Illustration: Tang Tengfei/Global Times

Recent power shortages that are affecting many major economies in the world are jeopardizing India's hard-won economic recovery from the COVID-19 pandemic. India's power plants are reportedly running dangerously short of coal. As many as 63 of the 135 coal-fired power plants in the country have only two days - or less - of coal supplies.

The first major coal supply shortage in the world's clean-power transition era is pushing prices for the fuel to record highs. Australia's Newcastle thermal coal, a global benchmark, is trading at $202 a metric ton, three times higher than at the end of 2019, according to The Wall Street Journal.

Coupled with the recent surge in European natural gas prices and international oil prices, a worrying global energy crisis seems imminent. However, careful analysis shows that it is only a temporary imbalance between supply and demand caused by various reasons in a special period.

From the demand side, most of the world's major economies are currently recovering from the pandemic, which has led to a short-term surge in energy demand. From the supply side, the production of global crude oil, natural gas and coal production capacity is sufficient to guarantee the demands. For instance, part of the current surge in international oil prices is due to OPEC's production restriction policy. In addition, the world is undergoing a transition from traditional fossil fuels to cleaner energy sources, which inevitably impacts supply over short term.

In China's case, in order to fulfill its commitment to reduce carbon emissions, China is actively promoting the development of clean energy industries and strictly restricting capacity of traditional coal mining and other polluting industries. Recent power outages in many areas of China were partly due to related capacity restriction measures. This is fundamentally different from the cause of the recent shortage of coal and electricity supply in neighboring India.

Official data reveals that China's installed power generation capacity was 2.24 billion kilowatts as of the end of May, which is sufficient for China's total electricity consumption demands. Among the country's total installed power generation capacity, installed wind power capacity accounted for 290 million kilowatts, a year-on-year increase of 34.4 percent; installed solar power capacity was 260 million kilowatts, a year-on-year increase of 24.7 percent, which show China's concrete efforts to promote clean energy.

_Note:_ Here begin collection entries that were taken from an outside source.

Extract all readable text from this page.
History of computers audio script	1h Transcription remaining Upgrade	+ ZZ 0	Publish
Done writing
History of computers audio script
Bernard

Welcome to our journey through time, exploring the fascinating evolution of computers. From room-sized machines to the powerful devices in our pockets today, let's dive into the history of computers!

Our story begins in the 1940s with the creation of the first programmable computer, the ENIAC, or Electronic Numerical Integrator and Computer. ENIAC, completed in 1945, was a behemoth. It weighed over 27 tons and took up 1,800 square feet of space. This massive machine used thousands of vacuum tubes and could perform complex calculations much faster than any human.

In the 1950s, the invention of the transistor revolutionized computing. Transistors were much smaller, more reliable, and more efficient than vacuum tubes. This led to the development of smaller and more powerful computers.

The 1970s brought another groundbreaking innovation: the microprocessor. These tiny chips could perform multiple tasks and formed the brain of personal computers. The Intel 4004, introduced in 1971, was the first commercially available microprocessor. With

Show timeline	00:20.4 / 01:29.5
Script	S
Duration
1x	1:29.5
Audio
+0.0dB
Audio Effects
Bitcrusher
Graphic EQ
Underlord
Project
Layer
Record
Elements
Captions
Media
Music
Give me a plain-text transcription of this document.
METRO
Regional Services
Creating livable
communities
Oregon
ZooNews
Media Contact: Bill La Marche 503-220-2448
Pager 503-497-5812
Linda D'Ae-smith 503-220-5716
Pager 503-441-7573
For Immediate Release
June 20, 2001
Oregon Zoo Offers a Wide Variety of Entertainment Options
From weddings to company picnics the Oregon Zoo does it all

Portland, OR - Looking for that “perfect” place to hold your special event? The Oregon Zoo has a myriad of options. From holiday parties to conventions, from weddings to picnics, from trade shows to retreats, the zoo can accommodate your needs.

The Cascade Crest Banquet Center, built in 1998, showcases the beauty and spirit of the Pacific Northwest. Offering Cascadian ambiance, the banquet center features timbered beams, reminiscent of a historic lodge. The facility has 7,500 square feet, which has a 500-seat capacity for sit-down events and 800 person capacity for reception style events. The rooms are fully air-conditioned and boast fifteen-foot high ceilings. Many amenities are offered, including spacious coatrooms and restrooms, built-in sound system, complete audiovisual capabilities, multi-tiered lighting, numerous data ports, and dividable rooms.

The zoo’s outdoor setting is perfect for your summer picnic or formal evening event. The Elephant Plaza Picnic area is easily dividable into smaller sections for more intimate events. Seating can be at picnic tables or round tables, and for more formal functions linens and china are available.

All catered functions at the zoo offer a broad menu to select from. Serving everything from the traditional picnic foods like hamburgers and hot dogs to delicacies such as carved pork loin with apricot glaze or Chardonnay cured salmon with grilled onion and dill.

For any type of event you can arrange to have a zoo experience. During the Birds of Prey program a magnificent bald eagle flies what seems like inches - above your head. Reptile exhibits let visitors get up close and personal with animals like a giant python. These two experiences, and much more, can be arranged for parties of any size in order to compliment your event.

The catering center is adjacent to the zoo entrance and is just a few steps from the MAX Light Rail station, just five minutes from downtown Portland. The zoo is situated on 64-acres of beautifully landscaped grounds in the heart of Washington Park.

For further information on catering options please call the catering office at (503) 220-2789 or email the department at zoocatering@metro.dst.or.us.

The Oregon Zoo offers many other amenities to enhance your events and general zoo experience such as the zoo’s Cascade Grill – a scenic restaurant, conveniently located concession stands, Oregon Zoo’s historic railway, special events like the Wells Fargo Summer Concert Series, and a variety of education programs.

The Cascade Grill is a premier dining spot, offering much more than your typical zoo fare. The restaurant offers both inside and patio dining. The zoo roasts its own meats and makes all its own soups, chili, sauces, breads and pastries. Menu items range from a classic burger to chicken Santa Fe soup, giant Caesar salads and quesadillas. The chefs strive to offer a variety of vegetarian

During times that major economies are experiencing difficulties and energy supply shortages, some foreign media outlets have used the topic to hype the tension between China and Australia on the issue of coal trade. India is buying the cheap Australian coal that has been stranded inside Chinese ports for months, Bloomberg reported.

Meanwhile, these reports have not been confirmed by any official sources. Besides, China is not dependent on Australia. China only imported about 70 to 80 million tons of coal from Australia each year, accounting for 2 percent for its total coal consumption. It has already been clearly demonstrated that Australian coal has only a price advantage for China, but China can easily replace Australian imports with alternative sources.

The temporary shortage of coal supply has been unsurprisingly used to hype up the tension between China and Australia, but it is not in line with the facts and does not help solve the global energy shortage. The current supply shortage highlights the challenges of the global economy in the energy transition process. Despite the great pressure, China is working hard to fulfill its emission reduction commitments. The topic should not be used as a tool to put pressure on China on geopolitical issues.

The article was compiled based on an interview with Lin Boqiang, director of the China Center for Energy Economics Research at Xiamen University.